Scientists have made concerted efforts in recent years to understand the relationship between permafrost and climate change, and now they'll have a another tool at their disposal.
A team of researchers that includes University of Alaska Fairbanks professors has developed a model to predict the amount of carbon that will be released to the atmosphere from the thawing permafrost soils.
The new model confirms earlier studies, which predicted persistent and significant carbon emissions, but the scientists reached their conclusions in a new and more direct way, according to a paper describing the research published this week in the journal Philosophical Transactions of the Royal Society A.
Scientists combined existing data -- including global maps of soil carbon levels, laboratory measurements of carbon emission rates from thawing permafrost, and field calculations of how soils in cold regions are responding to warming air temperatures -- to conduct a "meta-analysis" of permafrost observations. Previous analysis of global permafrost carbon emissions relied on Earth system models, which assess a much larger array of ecological information.
"We have tried to construct the simplest possible model of the permafrost carbon feedback," said the study's lead author, Charles Koven, a staff scientist at the Department of Energy's Lawrence Berkeley National Laboratory. "We are using permafrost data instead of global data."

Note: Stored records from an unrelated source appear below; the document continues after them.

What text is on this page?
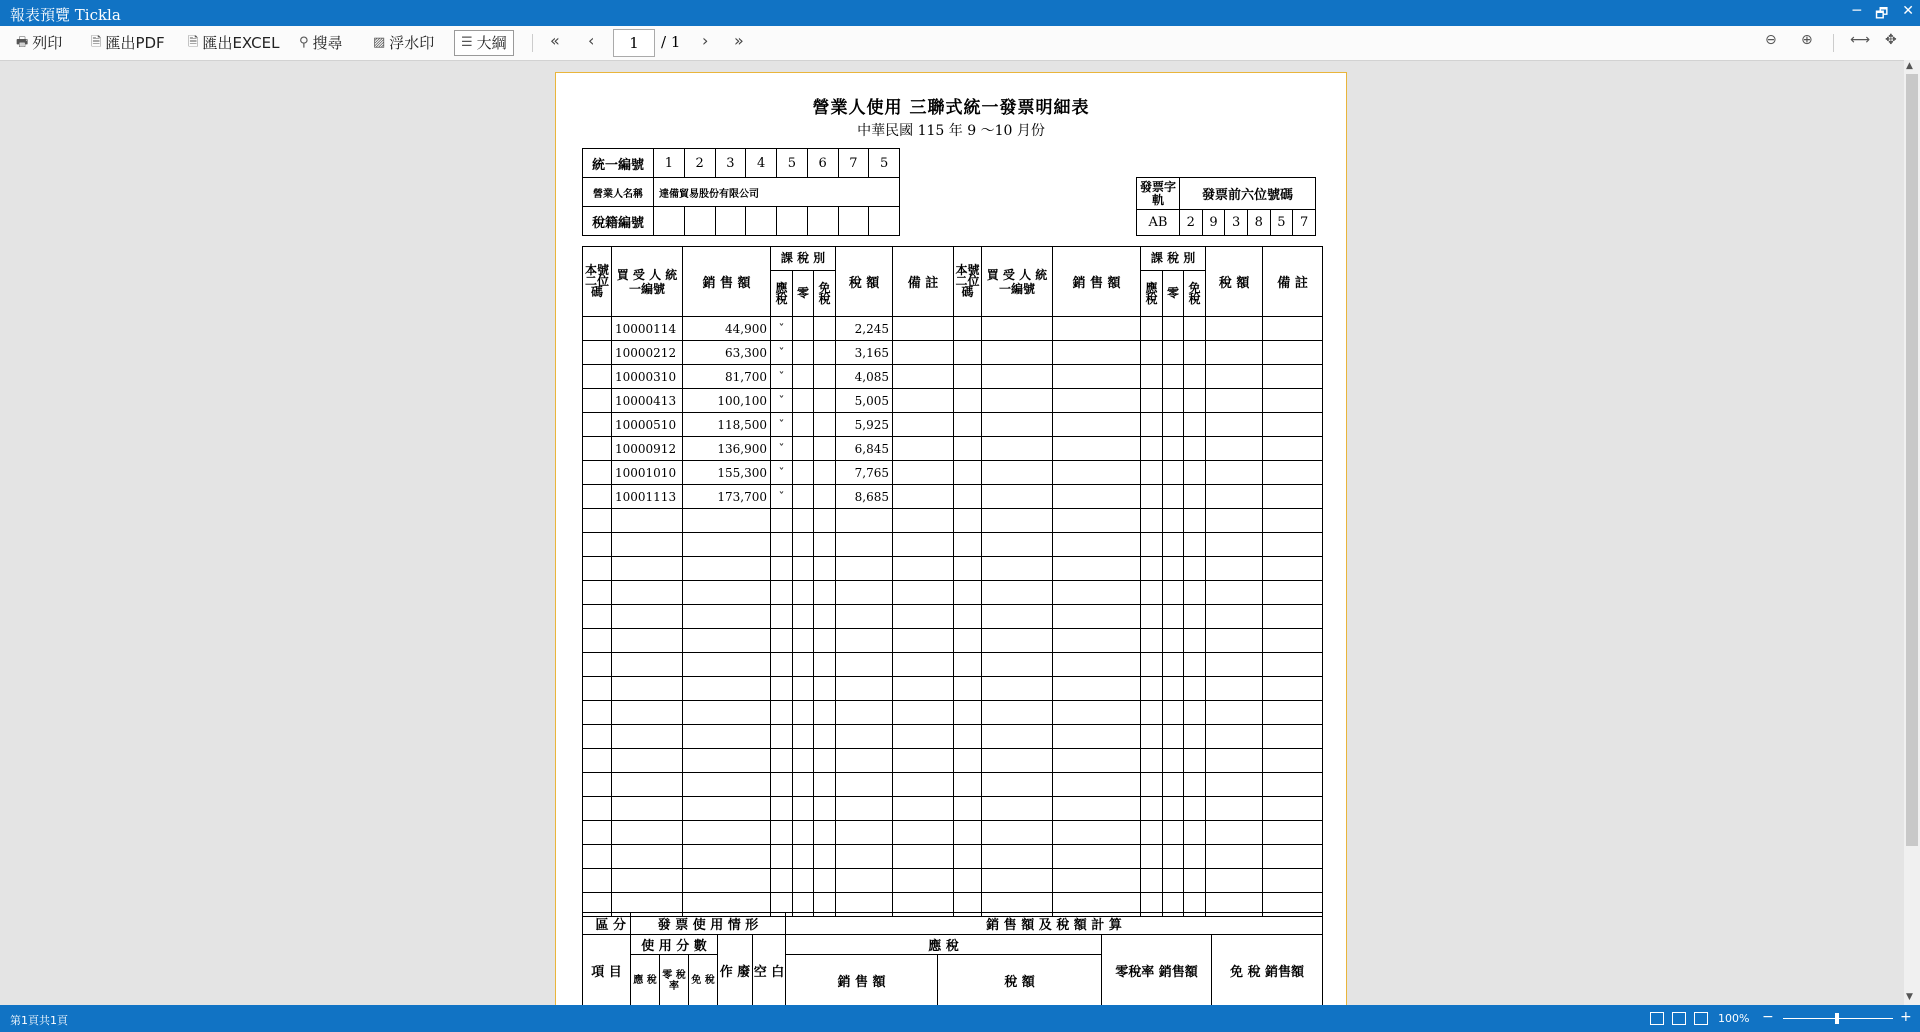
報表預覽 Tickla	─ 🗗 ✕
🖶 列印 🗎 匯出PDF 🗎 匯出EXCEL ⚲ 搜尋 ▨ 浮水印 ☰ 大綱	« ‹	1	/ 1 › »	⊖ ⊕	⟷ ✥
▲
▼
營業人使用 三聯式統一發票明細表
中華民國 115 年 9 ～10 月份
統一編號	1	2	3	4	5	6	7	5
營業人名稱	達備貿易股份有限公司							
稅籍編號								
發票字軌	發票前六位號碼					
AB	2	9	3	8	5	7
本號二位碼	買 受 人 統一編號	銷 售 額	課 稅 別			稅 額	備 註	本號二位碼	買 受 人 統一編號	銷 售 額	課 稅 別			稅 額	備 註
			應稅	零	免稅						應稅	零	免稅		

	10000114	44,900	ˇ			2,245									
	10000212	63,300	ˇ			3,165									
	10000310	81,700	ˇ			4,085									
	10000413	100,100	ˇ			5,005									
	10000510	118,500	ˇ			5,925									
	10000912	136,900	ˇ			6,845									
	10001010	155,300	ˇ			7,765									
	10001113	173,700	ˇ			8,685									

區 分	發 票 使 用 情 形					銷 售 額 及 稅 額 計 算			
項 目	使 用 分 數			作 廢	空 白	應 稅		零稅率 銷售額	免 稅 銷售額
	應 稅	零 稅 率	免 稅			銷 售 額	稅 額		
第1頁共1頁	100% −	+
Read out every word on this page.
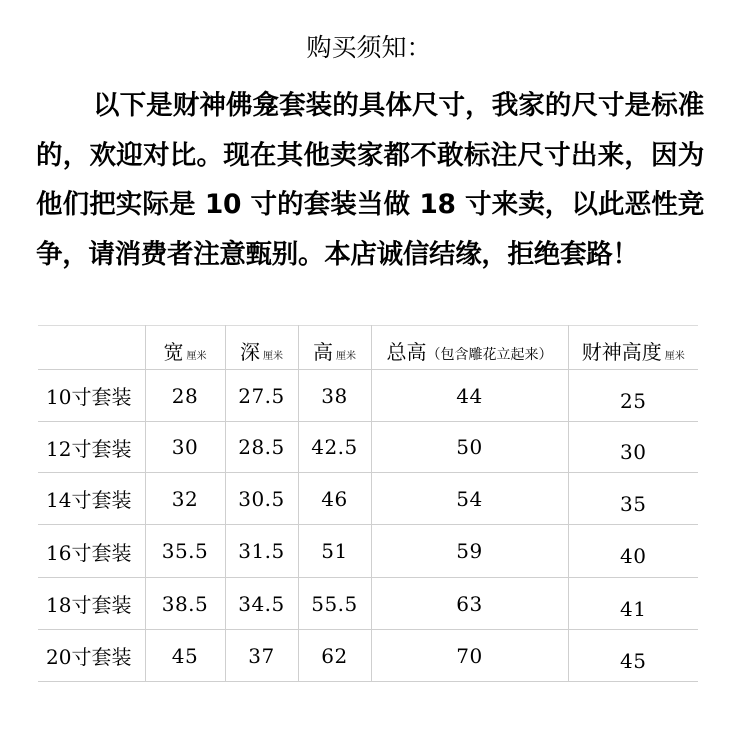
购买须知：
以下是财神佛龛套装的具体尺寸，我家的尺寸是标准的，欢迎对比。现在其他卖家都不敢标注尺寸出来，因为他们把实际是 10 寸的套装当做 18 寸来卖，以此恶性竞争，请消费者注意甄别。本店诚信结缘，拒绝套路！
	宽 厘米	深 厘米	高 厘米	总高（包含雕花立起来）	财神高度 厘米
10寸套装	28	27.5	38	44	25
12寸套装	30	28.5	42.5	50	30
14寸套装	32	30.5	46	54	35
16寸套装	35.5	31.5	51	59	40
18寸套装	38.5	34.5	55.5	63	41
20寸套装	45	37	62	70	45
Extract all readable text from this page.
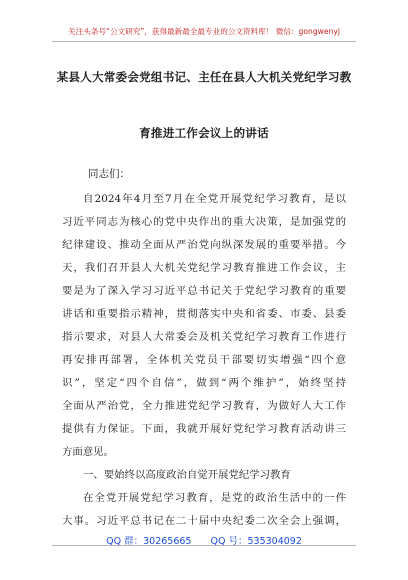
关注头条号“公文研究”，获得最新最全最专业的公文资料库！ 微信：gongwenyj
某县人大常委会党组书记、主任在县人大机关党纪学习教
育推进工作会议上的讲话
同志们：
自2024年4月至7月在全党开展党纪学习教育，是以
习近平同志为核心的党中央作出的重大决策，是加强党的
纪律建设、推动全面从严治党向纵深发展的重要举措。今
天，我们召开县人大机关党纪学习教育推进工作会议，主
要是为了深入学习习近平总书记关于党纪学习教育的重要
讲话和重要指示精神，贯彻落实中央和省委、市委、县委
指示要求，对县人大常委会及机关党纪学习教育工作进行
再安排再部署，全体机关党员干部要切实增强“四个意
识”，坚定“四个自信”，做到“两个维护”，始终坚持
全面从严治党，全力推进党纪学习教育，为做好人大工作
提供有力保证。下面，我就开展好党纪学习教育活动讲三
方面意见。
一、要始终以高度政治自觉开展党纪学习教育
QQ 群：30265665 QQ 号：535304092
在全党开展党纪学习教育，是党的政治生活中的一件
大事。习近平总书记在二十届中央纪委二次全会上强调，
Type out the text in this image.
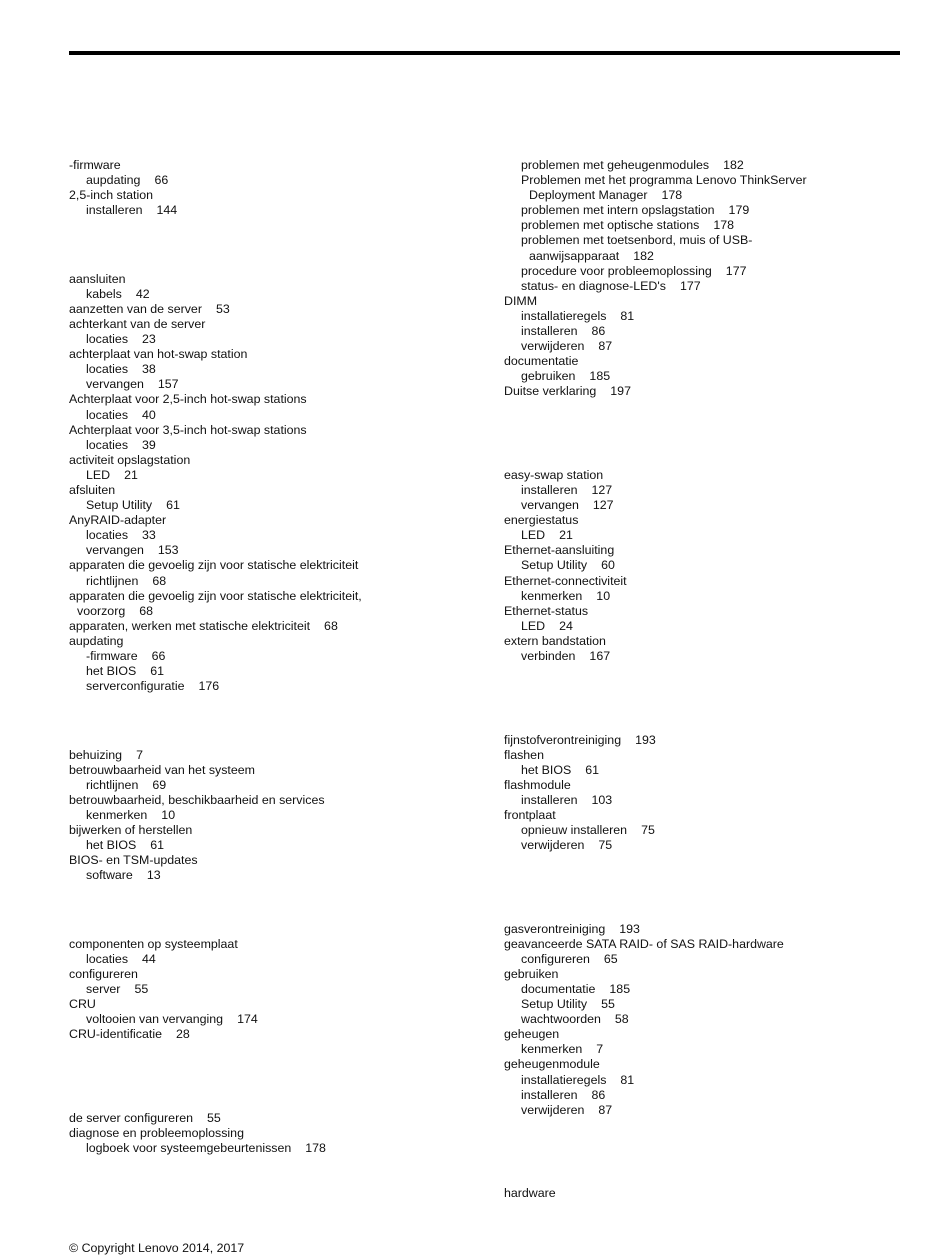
-firmware
aupdating 66
2,5-inch station
installeren 144
aansluiten
kabels 42
aanzetten van de server 53
achterkant van de server
locaties 23
achterplaat van hot-swap station
locaties 38
vervangen 157
Achterplaat voor 2,5-inch hot-swap stations
locaties 40
Achterplaat voor 3,5-inch hot-swap stations
locaties 39
activiteit opslagstation
LED 21
afsluiten
Setup Utility 61
AnyRAID-adapter
locaties 33
vervangen 153
apparaten die gevoelig zijn voor statische elektriciteit
richtlijnen 68
apparaten die gevoelig zijn voor statische elektriciteit,
voorzorg 68
apparaten, werken met statische elektriciteit 68
aupdating
-firmware 66
het BIOS 61
serverconfiguratie 176
behuizing 7
betrouwbaarheid van het systeem
richtlijnen 69
betrouwbaarheid, beschikbaarheid en services
kenmerken 10
bijwerken of herstellen
het BIOS 61
BIOS- en TSM-updates
software 13
componenten op systeemplaat
locaties 44
configureren
server 55
CRU
voltooien van vervanging 174
CRU-identificatie 28
de server configureren 55
diagnose en probleemoplossing
logboek voor systeemgebeurtenissen 178
problemen met geheugenmodules 182
Problemen met het programma Lenovo ThinkServer
Deployment Manager 178
problemen met intern opslagstation 179
problemen met optische stations 178
problemen met toetsenbord, muis of USB-
aanwijsapparaat 182
procedure voor probleemoplossing 177
status- en diagnose-LED's 177
DIMM
installatieregels 81
installeren 86
verwijderen 87
documentatie
gebruiken 185
Duitse verklaring 197
easy-swap station
installeren 127
vervangen 127
energiestatus
LED 21
Ethernet-aansluiting
Setup Utility 60
Ethernet-connectiviteit
kenmerken 10
Ethernet-status
LED 24
extern bandstation
verbinden 167
fijnstofverontreiniging 193
flashen
het BIOS 61
flashmodule
installeren 103
frontplaat
opnieuw installeren 75
verwijderen 75
gasverontreiniging 193
geavanceerde SATA RAID- of SAS RAID-hardware
configureren 65
gebruiken
documentatie 185
Setup Utility 55
wachtwoorden 58
geheugen
kenmerken 7
geheugenmodule
installatieregels 81
installeren 86
verwijderen 87
hardware
© Copyright Lenovo 2014, 2017
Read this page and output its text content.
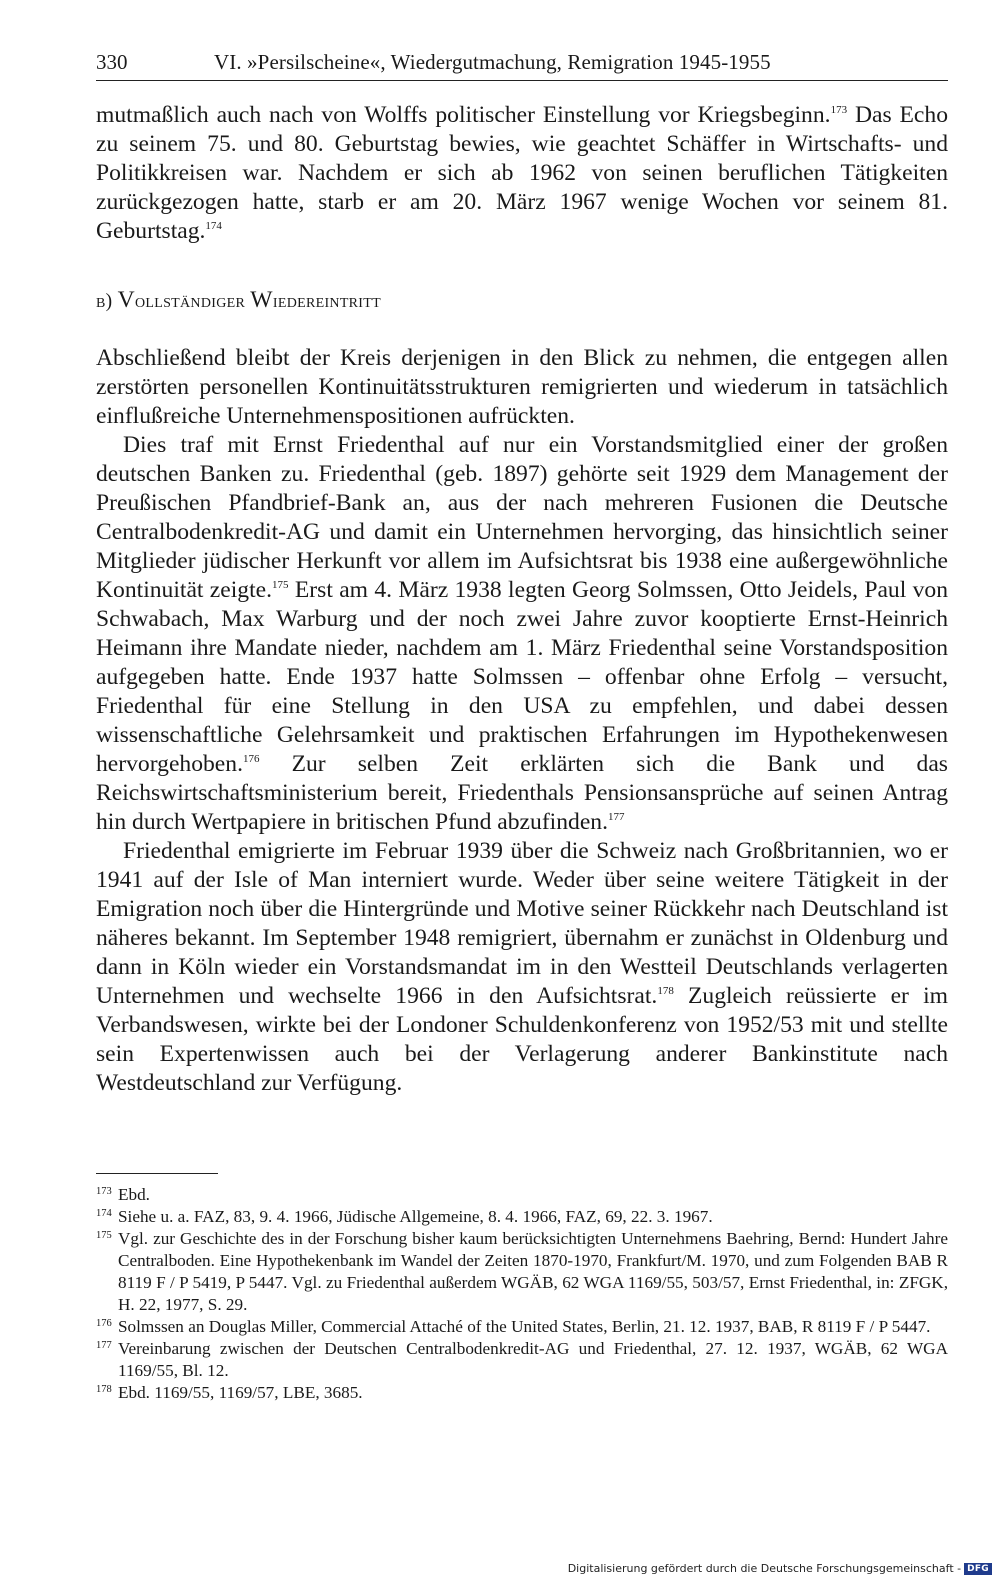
330	VI. »Persilscheine«, Wiedergutmachung, Remigration 1945-1955

mutmaßlich auch nach von Wolffs politischer Einstellung vor Kriegsbeginn.$^{173}$ Das Echo zu seinem 75. und 80. Geburtstag bewies, wie geachtet Schäffer in Wirtschafts- und Politikkreisen war. Nachdem er sich ab 1962 von seinen beruflichen Tätigkeiten zurückgezogen hatte, starb er am 20. März 1967 wenige Wochen vor seinem 81. Geburtstag.$^{174}$

b) Vollständiger Wiedereintritt

Abschließend bleibt der Kreis derjenigen in den Blick zu nehmen, die entgegen allen zerstörten personellen Kontinuitätsstrukturen remigrierten und wiederum in tatsächlich einflußreiche Unternehmenspositionen aufrückten.

Dies traf mit Ernst Friedenthal auf nur ein Vorstandsmitglied einer der großen deutschen Banken zu. Friedenthal (geb. 1897) gehörte seit 1929 dem Management der Preußischen Pfandbrief-Bank an, aus der nach mehreren Fusionen die Deutsche Centralbodenkredit-AG und damit ein Unternehmen hervorging, das hinsichtlich seiner Mitglieder jüdischer Herkunft vor allem im Aufsichtsrat bis 1938 eine außergewöhnliche Kontinuität zeigte.$^{175}$ Erst am 4. März 1938 legten Georg Solmssen, Otto Jeidels, Paul von Schwabach, Max Warburg und der noch zwei Jahre zuvor kooptierte Ernst-Heinrich Heimann ihre Mandate nieder, nachdem am 1. März Friedenthal seine Vorstandsposition aufgegeben hatte. Ende 1937 hatte Solmssen – offenbar ohne Erfolg – versucht, Friedenthal für eine Stellung in den USA zu empfehlen, und dabei dessen wissenschaftliche Gelehrsamkeit und praktischen Erfahrungen im Hypothekenwesen hervorgehoben.$^{176}$ Zur selben Zeit erklärten sich die Bank und das Reichswirtschaftsministerium bereit, Friedenthals Pensionsansprüche auf seinen Antrag hin durch Wertpapiere in britischen Pfund abzufinden.$^{177}$

Friedenthal emigrierte im Februar 1939 über die Schweiz nach Großbritannien, wo er 1941 auf der Isle of Man interniert wurde. Weder über seine weitere Tätigkeit in der Emigration noch über die Hintergründe und Motive seiner Rückkehr nach Deutschland ist näheres bekannt. Im September 1948 remigriert, übernahm er zunächst in Oldenburg und dann in Köln wieder ein Vorstandsmandat im in den Westteil Deutschlands verlagerten Unternehmen und wechselte 1966 in den Aufsichtsrat.$^{178}$ Zugleich reüssierte er im Verbandswesen, wirkte bei der Londoner Schuldenkonferenz von 1952/53 mit und stellte sein Expertenwissen auch bei der Verlagerung anderer Bankinstitute nach Westdeutschland zur Verfügung.

173 Ebd.
174 Siehe u. a. FAZ, 83, 9. 4. 1966, Jüdische Allgemeine, 8. 4. 1966, FAZ, 69, 22. 3. 1967.
175 Vgl. zur Geschichte des in der Forschung bisher kaum berücksichtigten Unternehmens Baehring, Bernd: Hundert Jahre Centralboden. Eine Hypothekenbank im Wandel der Zeiten 1870-1970, Frankfurt/M. 1970, und zum Folgenden BAB R 8119 F / P 5419, P 5447. Vgl. zu Friedenthal außerdem WGÄB, 62 WGA 1169/55, 503/57, Ernst Friedenthal, in: ZFGK, H. 22, 1977, S. 29.
176 Solmssen an Douglas Miller, Commercial Attaché of the United States, Berlin, 21. 12. 1937, BAB, R 8119 F / P 5447.
177 Vereinbarung zwischen der Deutschen Centralbodenkredit-AG und Friedenthal, 27. 12. 1937, WGÄB, 62 WGA 1169/55, Bl. 12.
178 Ebd. 1169/55, 1169/57, LBE, 3685.
Digitalisierung gefördert durch die Deutsche Forschungsgemeinschaft - DFG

The analysis considered two climate change scenarios. In the first, fossil fuel burning drops dramatically by the year 2050 and the global temperature goes up by 1.8 degrees Celsius (3.24 Fahrenheit) on average. In the second, the use of fossils fuels remains steady and a warming of 3.4 degrees (6.12 Fahrenheit) Celsius occurs. The study accounted for the fact that the Arctic warms faster than the planet as a whole.
Averaging the two scenarios, Koven's team found that for every degree Celsius of global warming, thawing permafrost releases 15 billion tons of carbon into the atmosphere. That number is equivalent to the carbon output of all human activity for a year and a half at today's rates, Koven said.
For decades, scientists have known that the frozen soils found across the Arctic contain enormous deposits of carbon. And for as long as climate change has been in the spotlight, those scientists have theorized that warming air could trigger the emission of greenhouse gases from thawing ground -- which would in turn lead to more warming.
But analyzing the magnitude and rate of carbon emission has been a challenge.
That's why the new study, and the new model it uses, holds promise as a major advance in the attempt to predict -- on a global scale -- how much carbon dioxide and methane will enter the atmosphere as the Arctic warms.